As the holy month of Ramadan approaches, experts emphasize the importance of prioritizing sleep for the maintenance of both physical and mental health during this sacred period.
Observing fasting from dawn to sunset is a fundamental aspect of the practice for millions of Muslims globally. Nonetheless, adhering to a regular sleep schedule becomes increasingly difficult due to late-night prayers and early mornings for suhoor.
Reymar Berna Duque-Udani, Clinical Manager of NeoHealth, shared insights with Al Arabiya English regarding the importance of sleep during the holy month of Ramadan. Here are key points from their discussion:
- Sleep plays a critical role in the body’s repair and maintenance processes, impacting physical and mental well-being.
- During Ramadan, maintaining adequate sleep becomes even more crucial due to the fasting period, which may lead to decreased energy levels.
- Sufficient sleep is essential for sustaining energy levels, enhancing concentration and focus, and promoting positive mood and overall physical health.
Maintain Hydration for Better Sleep Quality
According to Duque-Udani, “The quality of sleep can be significantly affected by dehydration.” Although fasting during the day restricts fluid intake, ensuring adequate hydration at night remains crucial.
Dr. Saad Kamil Dlli from Medeor Hospital advises individuals to “pace their liquid intake between iftar and imsak (start of the fast), aiming for approximately two liters spread throughout the evening in small, regular increments.”
“Reducing the intake of caffeinated beverages in the evening and incorporating hydrating foods such as soups, fruits, and water-rich vegetables like cucumbers and watermelon can assist in maintaining hydration levels.”
Prioritize ‘quality sleep’
Dr. Ruhil Badiani, a family physician at Cornerstone Clinic in Dubai, highlighted to Al Arabiya English that while the holy month of Ramadan is a period of spiritual reflection, fasting, and increased devotion, it can disrupt sleep patterns.
“The unique schedule during Ramadan, characterized by late-night prayers and early morning suhoor, presents challenges to maintaining a healthy sleep routine.”
Badiani also stressed that “prioritizing good quality sleep” is equally, if not more, important than focusing solely on the number of hours slept, while recommending a consistent duration of 7-9 hours of sleep.
Set a regular sleep time routine
Consistency provides the body rhythm needed for restorative rest, said Duque-Udani. She advised planning sleep aligned with iftar, suhoor and work, “waking and sleeping at around the same time every day.”

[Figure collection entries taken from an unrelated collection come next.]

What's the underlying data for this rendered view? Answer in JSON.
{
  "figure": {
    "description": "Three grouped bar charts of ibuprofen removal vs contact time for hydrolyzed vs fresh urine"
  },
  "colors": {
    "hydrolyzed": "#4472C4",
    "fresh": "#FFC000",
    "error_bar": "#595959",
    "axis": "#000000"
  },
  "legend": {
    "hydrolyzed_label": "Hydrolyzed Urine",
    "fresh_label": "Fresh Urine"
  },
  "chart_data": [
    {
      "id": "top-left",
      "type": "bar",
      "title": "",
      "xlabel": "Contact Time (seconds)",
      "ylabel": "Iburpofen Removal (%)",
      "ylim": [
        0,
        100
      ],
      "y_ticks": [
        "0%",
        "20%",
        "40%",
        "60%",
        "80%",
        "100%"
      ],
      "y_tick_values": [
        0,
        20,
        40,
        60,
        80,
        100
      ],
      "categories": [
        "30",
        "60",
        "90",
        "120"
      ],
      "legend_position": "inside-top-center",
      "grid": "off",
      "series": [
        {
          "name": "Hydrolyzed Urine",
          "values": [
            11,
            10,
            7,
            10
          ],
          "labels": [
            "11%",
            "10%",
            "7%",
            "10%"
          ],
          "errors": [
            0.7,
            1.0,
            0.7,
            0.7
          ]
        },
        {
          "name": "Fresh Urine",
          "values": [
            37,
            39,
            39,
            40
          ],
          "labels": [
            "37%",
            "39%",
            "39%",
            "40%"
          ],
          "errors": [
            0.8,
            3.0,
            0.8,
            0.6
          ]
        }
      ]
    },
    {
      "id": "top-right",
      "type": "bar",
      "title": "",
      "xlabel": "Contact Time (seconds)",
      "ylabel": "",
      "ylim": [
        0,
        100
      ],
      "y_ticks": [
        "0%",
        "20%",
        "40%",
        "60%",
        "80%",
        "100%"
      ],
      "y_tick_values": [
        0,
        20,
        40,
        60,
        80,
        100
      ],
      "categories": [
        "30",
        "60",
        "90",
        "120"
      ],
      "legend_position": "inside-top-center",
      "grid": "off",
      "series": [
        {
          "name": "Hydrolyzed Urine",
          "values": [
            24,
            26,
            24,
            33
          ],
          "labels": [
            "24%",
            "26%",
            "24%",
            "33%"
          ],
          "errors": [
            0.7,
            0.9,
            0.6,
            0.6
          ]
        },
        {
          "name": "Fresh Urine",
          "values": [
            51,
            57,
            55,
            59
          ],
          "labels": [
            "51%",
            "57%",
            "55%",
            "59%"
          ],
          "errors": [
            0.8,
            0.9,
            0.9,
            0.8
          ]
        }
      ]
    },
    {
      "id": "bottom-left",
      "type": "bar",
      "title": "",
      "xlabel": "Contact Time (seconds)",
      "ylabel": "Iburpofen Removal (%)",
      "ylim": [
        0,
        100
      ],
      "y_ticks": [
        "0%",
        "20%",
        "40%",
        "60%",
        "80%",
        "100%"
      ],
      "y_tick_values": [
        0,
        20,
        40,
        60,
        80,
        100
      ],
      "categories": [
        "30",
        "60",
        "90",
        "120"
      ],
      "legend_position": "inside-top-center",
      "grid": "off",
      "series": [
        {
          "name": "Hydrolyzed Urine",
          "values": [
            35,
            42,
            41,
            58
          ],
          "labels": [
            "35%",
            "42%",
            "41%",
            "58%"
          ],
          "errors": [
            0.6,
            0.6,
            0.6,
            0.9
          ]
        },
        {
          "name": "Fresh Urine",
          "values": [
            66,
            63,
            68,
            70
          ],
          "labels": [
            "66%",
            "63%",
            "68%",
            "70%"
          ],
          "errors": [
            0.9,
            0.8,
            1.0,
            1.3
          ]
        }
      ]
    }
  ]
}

Dlli also encourages establishing regular sleep windows, aiming for a minimum eight cumulative hours within each 24-hour cycle through potentially broken periods of slumber.
Dietitian Munawara Yahaya of Nabta Health advised when adjusting sleep schedules during Ramadan, “start small.”
“If Taraweeh prayers extend late, adjust gradually. Instead of staying up until 2 a.m., start by sleeping an extra hour earlier and wake up slightly earlier for suhoor. Gradually shift your sleep schedule closer to the Ramadan timings.”
Manage tiredness with strategic naps
Yahaya also suggests 20-minute naps as an energy-boosting tactic. “This can help combat daytime fatigue without interfering with nighttime sleep,” she says.
Badiani also said short naps can be beneficial for combating daytime sleepiness. “However, try to avoid napping too close to iftar or bedtime to prevent interference with night-time sleep. Sleeping for long periods during the day can also lead to difficulties sleeping at night so avoid more than 30-minute naps.”
Enhance your daytime energy with a proper suhoor
Experts stress the importance of choosing and portioning foods wisely to avoid indigestion. Badiani suggests opting for complex carbohydrates, proteins, and hydrating fruits and vegetables while steering clear of heavy, greasy, or caffeinated foods that may disrupt sleep.
Yahaya recommends small servings of fruits, vegetables, and whole grains, and advises moderation in caffeine and sugar intake to prevent energy crashes. Preparing ingredients ahead of time and staying hydrated throughout the day also aids in maintaining energy levels during Ramadan.
She further recommends exposing yourself to natural sunlight shortly after Fajr prayer to regulate your sleep-wake cycle and promote alertness throughout the day. Additionally, she advises maintaining a consistent sleep schedule, even on weekends, to avoid disruptions to your sleep pattern during Ramadan.